Mikhail Dorfman, a Russian émigré writer and publisher based in the US writes in a blog post at that he met Snowden online in 2006 through Ars Technica, the online computer programmers’ news site and forum. He chatted with a person using the name TheTrueHOOHA, an alias said to be used by Snowden which he nevertheless linked to his real identity. Dorfman says he came across him while searching for help with ORACLE and encountering security obstacles doing business in an unnamed large American company. Dorfman believes Snowden is a hero:

“Various commentators have hurried to declare Snowden a traitor and a planted spy. I don’t believe that. TheTrueHOOHA was very open in our communications regarding the details of his own life. Unlike the majority of users, he gladly shared the details of his age and place of residence, he had conversations about girls he knew, about concerts, dances and restaurants where he spent time. I remember how during a discussion of some problems with delays in messages, Snowden dropped a remark like: ‘you don’t know, but perhaps the government is listening in on you.’ At that time, in fact, he was working for the National Security Agency and was involved in electronic surveillance in America.
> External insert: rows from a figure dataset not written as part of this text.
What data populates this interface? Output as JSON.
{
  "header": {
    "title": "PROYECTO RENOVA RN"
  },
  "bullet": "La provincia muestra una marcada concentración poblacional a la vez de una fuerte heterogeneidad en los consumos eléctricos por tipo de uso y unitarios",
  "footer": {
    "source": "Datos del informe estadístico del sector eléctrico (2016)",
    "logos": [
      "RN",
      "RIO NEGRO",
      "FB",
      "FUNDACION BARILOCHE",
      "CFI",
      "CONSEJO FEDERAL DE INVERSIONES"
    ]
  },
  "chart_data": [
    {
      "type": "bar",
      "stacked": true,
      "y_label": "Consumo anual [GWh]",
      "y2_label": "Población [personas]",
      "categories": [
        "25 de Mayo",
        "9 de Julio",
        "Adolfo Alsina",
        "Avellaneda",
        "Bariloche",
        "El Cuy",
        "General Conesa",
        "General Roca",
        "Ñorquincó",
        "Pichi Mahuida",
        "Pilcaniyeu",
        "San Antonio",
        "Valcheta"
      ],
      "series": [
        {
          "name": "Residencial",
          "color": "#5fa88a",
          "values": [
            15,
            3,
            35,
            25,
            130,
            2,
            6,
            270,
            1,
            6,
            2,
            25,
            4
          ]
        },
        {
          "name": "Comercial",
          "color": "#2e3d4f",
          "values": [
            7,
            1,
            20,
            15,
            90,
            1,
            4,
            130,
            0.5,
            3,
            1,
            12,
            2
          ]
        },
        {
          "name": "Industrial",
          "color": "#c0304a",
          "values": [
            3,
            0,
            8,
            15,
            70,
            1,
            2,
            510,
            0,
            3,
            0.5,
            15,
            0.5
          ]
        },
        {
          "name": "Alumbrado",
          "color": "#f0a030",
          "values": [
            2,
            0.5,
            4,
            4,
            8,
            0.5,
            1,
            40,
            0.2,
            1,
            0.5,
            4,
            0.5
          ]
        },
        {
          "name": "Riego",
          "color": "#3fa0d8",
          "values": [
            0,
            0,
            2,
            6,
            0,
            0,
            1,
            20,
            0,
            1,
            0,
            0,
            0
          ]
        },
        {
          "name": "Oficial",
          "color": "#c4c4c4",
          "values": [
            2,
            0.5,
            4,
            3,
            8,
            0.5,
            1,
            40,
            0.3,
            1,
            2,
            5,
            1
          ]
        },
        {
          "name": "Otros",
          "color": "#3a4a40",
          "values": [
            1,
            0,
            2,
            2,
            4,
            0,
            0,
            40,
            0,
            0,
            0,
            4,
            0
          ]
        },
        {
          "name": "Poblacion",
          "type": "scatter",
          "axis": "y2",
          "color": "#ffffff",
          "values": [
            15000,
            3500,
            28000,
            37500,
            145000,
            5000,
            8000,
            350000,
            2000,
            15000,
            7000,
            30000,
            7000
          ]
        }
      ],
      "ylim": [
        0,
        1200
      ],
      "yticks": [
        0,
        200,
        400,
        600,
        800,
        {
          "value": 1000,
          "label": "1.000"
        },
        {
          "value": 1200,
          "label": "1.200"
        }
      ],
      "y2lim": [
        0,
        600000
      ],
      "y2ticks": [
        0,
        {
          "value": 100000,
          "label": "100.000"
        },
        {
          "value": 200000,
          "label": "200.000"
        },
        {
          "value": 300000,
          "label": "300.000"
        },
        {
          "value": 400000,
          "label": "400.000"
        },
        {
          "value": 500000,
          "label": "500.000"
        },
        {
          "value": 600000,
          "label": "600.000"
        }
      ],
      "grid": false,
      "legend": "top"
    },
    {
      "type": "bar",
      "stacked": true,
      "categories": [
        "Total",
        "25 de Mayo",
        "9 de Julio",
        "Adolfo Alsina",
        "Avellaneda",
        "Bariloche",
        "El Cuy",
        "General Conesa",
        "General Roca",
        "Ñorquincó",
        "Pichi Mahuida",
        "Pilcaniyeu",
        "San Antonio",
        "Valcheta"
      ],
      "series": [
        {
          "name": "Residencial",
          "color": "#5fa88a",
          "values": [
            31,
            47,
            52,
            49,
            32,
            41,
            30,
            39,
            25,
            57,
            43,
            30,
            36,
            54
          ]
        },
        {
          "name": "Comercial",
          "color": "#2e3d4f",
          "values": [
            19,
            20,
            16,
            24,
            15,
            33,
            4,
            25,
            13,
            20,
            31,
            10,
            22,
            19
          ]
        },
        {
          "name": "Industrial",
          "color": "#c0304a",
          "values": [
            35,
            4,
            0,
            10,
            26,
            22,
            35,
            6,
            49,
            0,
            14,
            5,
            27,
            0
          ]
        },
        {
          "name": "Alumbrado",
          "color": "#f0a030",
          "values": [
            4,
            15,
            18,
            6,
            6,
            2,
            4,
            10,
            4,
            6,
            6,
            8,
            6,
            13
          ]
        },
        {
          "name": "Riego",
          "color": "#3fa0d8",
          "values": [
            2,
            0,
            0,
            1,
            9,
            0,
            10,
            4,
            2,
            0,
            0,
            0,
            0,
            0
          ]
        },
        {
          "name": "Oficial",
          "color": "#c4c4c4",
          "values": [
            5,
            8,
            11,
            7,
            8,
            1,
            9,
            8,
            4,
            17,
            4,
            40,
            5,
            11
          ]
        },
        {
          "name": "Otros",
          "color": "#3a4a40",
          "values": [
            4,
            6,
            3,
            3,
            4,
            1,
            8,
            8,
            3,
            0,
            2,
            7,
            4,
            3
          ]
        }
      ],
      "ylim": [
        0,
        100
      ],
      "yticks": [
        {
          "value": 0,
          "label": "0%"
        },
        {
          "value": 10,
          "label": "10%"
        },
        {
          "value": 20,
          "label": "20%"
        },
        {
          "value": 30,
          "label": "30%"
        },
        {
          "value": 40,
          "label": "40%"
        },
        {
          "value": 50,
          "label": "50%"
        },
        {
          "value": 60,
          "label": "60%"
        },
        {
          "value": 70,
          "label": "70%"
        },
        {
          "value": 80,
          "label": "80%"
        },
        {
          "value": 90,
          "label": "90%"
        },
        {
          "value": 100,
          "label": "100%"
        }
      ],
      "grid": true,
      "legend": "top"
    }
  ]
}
I got the impression that even several years before what has happened, Snowden knew that he was disclosing the secrets of government to people, that he might disappear into some kind of secret prison, and become an object of persecution, libel and even murder, and therefore created his detailed portrait online and tried to leave as many tracks as possible.
“The Internet has preserved for everyone not only the constructed online persona of Snowden, which of course could quite possibly turn out to be false. You can follow his trail on the web – from a teenager who quickly grew up to an adult very confident in himself. Professional spies and voluntary traitors don’t do such a thing.”